Une esthétique du discontinu
 
 
 

Le récit de voyage rassemble donc une infinité de discours et s'accorde avec une esthétique du fragment et du discontinu. Certes, les titres, les dates, les motifs récurrents jouent un rôle de liaison entre les différentes séquences du texte. Taine adopte, dans ses Carnets de voyage (1863-1865), une alternance régulière entre la ville et la nature. Après leur voyage en Bretagne, Flaubert et Maxime Du Camp se répartissent les chapitres pairs et impairs de Par les champs et par les grèves (1886). Mais ce souci de composition est de plus en plus souvent abandonné. Tantôt notes jetées spontanément sur un carnet, tantôt lettres griffonnées à la hâte ou journal épousant l'expérience de l'instant, le récit de voyage, pour satisfaire le pacte de sincérité, juxtapose des impressions diverses. Même dans les récits qu'il écrit à son retour, l'écrivain voyageur adopte une organisation spatio-temporelle souvent brisée. Hugo rassemble dans ses Lettres du Rhin (1842) "des idées, des chimères, des incidents, des visions, des fables, des raisonnements, des réalités, des souvenirs".

     

 
 
 
 
 

Cette désinvolture à l'égard de la composition ou de la perfection stylistique s'explique en partie par le caractère privé des écrits.
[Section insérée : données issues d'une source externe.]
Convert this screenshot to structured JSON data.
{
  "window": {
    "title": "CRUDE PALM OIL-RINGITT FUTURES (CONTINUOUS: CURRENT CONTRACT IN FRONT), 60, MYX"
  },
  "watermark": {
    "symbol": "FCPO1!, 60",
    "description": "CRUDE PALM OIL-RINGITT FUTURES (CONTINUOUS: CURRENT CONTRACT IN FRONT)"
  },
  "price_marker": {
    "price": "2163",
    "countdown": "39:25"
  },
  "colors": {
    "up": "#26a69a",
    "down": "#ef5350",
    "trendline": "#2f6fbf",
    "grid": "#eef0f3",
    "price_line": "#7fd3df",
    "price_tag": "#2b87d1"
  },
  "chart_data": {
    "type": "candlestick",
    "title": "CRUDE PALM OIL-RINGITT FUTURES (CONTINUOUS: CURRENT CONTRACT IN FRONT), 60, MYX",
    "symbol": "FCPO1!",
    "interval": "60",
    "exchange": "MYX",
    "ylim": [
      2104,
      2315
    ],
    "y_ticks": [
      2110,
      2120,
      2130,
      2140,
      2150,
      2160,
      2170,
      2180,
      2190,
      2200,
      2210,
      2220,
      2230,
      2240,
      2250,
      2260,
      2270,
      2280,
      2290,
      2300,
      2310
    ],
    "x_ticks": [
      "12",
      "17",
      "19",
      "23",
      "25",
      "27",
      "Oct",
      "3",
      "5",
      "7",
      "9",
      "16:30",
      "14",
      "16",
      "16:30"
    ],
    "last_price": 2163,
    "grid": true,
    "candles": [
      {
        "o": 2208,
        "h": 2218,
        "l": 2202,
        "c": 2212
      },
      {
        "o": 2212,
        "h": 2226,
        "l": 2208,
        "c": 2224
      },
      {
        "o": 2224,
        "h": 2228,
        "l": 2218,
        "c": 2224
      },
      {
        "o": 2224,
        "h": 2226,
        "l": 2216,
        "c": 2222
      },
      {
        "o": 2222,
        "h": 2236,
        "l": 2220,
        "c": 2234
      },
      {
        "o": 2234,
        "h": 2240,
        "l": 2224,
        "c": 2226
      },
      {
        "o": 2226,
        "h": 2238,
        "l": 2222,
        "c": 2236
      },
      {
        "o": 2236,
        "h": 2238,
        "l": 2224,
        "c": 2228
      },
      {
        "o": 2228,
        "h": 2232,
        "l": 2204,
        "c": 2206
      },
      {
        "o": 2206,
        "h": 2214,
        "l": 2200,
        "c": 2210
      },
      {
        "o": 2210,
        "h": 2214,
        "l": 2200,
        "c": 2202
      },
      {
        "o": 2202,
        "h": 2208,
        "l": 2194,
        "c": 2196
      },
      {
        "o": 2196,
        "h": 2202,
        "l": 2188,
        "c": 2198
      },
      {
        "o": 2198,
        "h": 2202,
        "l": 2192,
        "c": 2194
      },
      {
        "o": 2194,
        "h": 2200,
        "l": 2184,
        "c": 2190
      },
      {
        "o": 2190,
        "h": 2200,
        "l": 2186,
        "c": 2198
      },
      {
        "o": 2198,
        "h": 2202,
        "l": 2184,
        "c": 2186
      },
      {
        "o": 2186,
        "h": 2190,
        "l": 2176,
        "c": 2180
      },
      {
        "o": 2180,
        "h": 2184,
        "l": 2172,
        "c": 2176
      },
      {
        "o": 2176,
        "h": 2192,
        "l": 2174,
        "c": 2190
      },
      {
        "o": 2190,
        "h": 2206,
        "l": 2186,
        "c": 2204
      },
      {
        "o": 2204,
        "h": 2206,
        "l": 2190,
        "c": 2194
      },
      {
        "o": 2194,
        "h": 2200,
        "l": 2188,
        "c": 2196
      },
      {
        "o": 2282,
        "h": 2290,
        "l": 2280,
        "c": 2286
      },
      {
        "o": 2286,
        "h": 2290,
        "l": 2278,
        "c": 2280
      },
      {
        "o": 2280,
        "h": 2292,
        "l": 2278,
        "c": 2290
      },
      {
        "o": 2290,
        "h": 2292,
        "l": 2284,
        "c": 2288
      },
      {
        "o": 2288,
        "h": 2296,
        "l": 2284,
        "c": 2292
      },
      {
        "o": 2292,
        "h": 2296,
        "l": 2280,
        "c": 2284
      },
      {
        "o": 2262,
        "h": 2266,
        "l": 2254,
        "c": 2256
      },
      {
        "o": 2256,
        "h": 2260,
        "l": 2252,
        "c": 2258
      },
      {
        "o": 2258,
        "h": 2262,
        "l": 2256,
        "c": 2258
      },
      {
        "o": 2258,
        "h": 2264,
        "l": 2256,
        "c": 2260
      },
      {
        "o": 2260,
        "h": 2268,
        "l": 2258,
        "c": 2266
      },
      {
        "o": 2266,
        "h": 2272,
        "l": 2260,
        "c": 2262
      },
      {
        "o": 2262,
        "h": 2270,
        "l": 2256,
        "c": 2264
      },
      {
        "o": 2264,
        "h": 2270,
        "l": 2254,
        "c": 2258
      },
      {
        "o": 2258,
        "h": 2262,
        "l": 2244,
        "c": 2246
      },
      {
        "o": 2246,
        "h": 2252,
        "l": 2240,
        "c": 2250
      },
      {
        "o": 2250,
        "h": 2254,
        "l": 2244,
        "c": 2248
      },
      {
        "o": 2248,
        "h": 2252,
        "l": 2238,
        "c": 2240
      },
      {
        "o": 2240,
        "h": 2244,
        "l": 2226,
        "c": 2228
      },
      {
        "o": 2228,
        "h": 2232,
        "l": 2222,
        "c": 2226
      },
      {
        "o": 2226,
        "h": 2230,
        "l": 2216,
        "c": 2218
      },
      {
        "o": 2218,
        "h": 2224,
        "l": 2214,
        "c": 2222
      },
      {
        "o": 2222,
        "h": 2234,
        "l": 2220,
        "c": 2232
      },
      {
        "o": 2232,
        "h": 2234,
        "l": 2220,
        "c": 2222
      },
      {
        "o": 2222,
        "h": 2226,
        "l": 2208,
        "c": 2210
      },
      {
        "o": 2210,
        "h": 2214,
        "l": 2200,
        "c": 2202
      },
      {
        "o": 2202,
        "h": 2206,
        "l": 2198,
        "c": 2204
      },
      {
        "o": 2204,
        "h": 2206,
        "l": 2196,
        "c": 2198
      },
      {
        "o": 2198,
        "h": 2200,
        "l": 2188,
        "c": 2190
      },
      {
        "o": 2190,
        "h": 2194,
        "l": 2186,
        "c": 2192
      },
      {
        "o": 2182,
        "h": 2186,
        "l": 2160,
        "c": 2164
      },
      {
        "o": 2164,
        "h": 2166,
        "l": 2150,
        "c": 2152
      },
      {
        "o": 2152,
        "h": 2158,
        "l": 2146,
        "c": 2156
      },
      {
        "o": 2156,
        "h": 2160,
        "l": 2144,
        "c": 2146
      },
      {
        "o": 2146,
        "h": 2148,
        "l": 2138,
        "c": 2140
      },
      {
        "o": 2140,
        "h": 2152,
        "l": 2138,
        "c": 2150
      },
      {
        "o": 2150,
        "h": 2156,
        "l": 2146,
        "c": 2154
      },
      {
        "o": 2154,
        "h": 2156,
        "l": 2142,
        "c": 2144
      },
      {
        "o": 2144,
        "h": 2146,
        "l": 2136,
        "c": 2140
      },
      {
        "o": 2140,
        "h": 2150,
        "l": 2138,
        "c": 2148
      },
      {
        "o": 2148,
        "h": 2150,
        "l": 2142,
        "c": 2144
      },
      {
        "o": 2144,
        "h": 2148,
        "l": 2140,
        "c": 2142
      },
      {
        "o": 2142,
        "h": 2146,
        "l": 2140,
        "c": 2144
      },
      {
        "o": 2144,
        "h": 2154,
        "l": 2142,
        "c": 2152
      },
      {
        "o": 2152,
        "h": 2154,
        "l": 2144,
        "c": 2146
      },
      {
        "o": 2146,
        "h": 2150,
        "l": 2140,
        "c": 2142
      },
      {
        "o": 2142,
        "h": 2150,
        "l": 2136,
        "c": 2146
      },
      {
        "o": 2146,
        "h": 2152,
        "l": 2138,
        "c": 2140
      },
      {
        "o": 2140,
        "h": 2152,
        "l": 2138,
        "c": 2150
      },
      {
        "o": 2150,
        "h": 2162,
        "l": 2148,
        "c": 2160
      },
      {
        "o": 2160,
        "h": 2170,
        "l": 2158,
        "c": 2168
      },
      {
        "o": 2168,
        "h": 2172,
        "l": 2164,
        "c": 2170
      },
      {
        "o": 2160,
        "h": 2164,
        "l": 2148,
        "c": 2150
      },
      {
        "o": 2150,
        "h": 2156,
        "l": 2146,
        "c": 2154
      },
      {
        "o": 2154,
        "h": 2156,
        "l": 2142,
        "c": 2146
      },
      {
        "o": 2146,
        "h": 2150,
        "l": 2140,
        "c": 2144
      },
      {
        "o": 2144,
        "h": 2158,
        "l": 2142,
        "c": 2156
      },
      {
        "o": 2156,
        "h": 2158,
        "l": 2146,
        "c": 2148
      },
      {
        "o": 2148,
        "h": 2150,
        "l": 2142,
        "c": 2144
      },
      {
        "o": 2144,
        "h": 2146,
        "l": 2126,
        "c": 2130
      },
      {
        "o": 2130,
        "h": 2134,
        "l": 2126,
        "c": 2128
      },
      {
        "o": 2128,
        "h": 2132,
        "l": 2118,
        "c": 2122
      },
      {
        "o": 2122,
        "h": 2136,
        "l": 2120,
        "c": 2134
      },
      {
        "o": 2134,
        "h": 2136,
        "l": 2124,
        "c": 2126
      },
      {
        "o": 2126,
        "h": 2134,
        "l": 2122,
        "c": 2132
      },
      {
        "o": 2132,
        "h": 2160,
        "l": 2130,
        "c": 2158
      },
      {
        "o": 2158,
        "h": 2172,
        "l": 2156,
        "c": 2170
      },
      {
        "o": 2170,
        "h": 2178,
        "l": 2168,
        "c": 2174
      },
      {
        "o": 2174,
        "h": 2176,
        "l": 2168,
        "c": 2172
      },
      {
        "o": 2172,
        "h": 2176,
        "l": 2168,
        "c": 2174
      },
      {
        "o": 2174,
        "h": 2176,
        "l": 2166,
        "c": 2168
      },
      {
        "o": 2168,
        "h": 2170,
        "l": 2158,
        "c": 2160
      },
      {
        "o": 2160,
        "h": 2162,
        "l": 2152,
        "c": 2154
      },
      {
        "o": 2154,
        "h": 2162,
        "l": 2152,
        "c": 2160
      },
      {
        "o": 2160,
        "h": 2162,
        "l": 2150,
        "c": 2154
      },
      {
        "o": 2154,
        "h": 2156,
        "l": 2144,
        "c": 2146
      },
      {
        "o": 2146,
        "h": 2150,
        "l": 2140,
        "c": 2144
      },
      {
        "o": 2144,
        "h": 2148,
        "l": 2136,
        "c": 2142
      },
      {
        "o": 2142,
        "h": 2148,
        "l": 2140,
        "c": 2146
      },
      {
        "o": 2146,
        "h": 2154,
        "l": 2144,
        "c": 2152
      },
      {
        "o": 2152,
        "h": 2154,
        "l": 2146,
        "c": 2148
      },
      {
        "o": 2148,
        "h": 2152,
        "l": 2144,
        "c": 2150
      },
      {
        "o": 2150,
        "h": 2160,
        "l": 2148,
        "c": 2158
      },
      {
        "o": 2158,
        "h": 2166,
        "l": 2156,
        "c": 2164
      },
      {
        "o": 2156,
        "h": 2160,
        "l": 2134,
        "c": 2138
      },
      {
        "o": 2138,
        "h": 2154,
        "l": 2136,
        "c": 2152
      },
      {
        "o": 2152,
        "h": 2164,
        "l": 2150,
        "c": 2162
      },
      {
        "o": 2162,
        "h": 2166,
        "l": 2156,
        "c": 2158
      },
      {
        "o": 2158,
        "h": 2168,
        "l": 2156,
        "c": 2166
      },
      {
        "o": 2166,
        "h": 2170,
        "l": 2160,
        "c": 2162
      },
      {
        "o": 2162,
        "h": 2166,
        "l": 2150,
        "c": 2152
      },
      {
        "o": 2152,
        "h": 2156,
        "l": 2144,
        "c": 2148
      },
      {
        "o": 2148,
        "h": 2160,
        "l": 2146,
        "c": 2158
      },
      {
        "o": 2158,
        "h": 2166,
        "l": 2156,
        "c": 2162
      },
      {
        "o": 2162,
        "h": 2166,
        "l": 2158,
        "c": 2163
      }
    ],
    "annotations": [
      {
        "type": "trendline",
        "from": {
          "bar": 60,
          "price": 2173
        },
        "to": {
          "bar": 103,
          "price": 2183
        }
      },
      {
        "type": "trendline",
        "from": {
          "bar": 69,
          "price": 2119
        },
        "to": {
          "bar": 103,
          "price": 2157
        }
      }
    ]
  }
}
Flaubert écrivit l'un des récits de voyage les plus achevés, qu'il accomplit en Bretagne, mais renonça finalement à le publier, jugeant "le genre impossible". La plupart des écrivains du XIXe siècle prenaient leurs notes de voyage comme des réserves d'images susceptibles de nourrir une œuvre ultérieure ou comme un espace d'écriture en marge de l'œuvre. Flaubert expérimente en Orient les ébauches du récit, une description abstraite, presque géométrique, des grossissements de plans sur un détail. Il transpose ensuite certaines scènes notées dans ses nouvelles : les Bédouins buvant à plat ventre l'eau d'une flaque évoquent déjà la Félicité d'Un cœur simple buvant dans la même posture l'eau croupie d'une mare.

 
 
 

Dans un style proche de l'impressionnisme alors en vogue, des écrivains comme les frères Goncourt réalisent le rêve de l'œil qui transcrit et abolit la distance entre le mot et la chose. La syntaxe elliptique, souvent nominale, la suppression des articles, la parataxe offrent par bribes des sensations passagères et créent chez le lecteur une impression d'inachèvement. Les vides, les blancs l'invitent à être plus actif. Son œil peut sauter de paragraphe en paragraphe, musarder dans les brèches.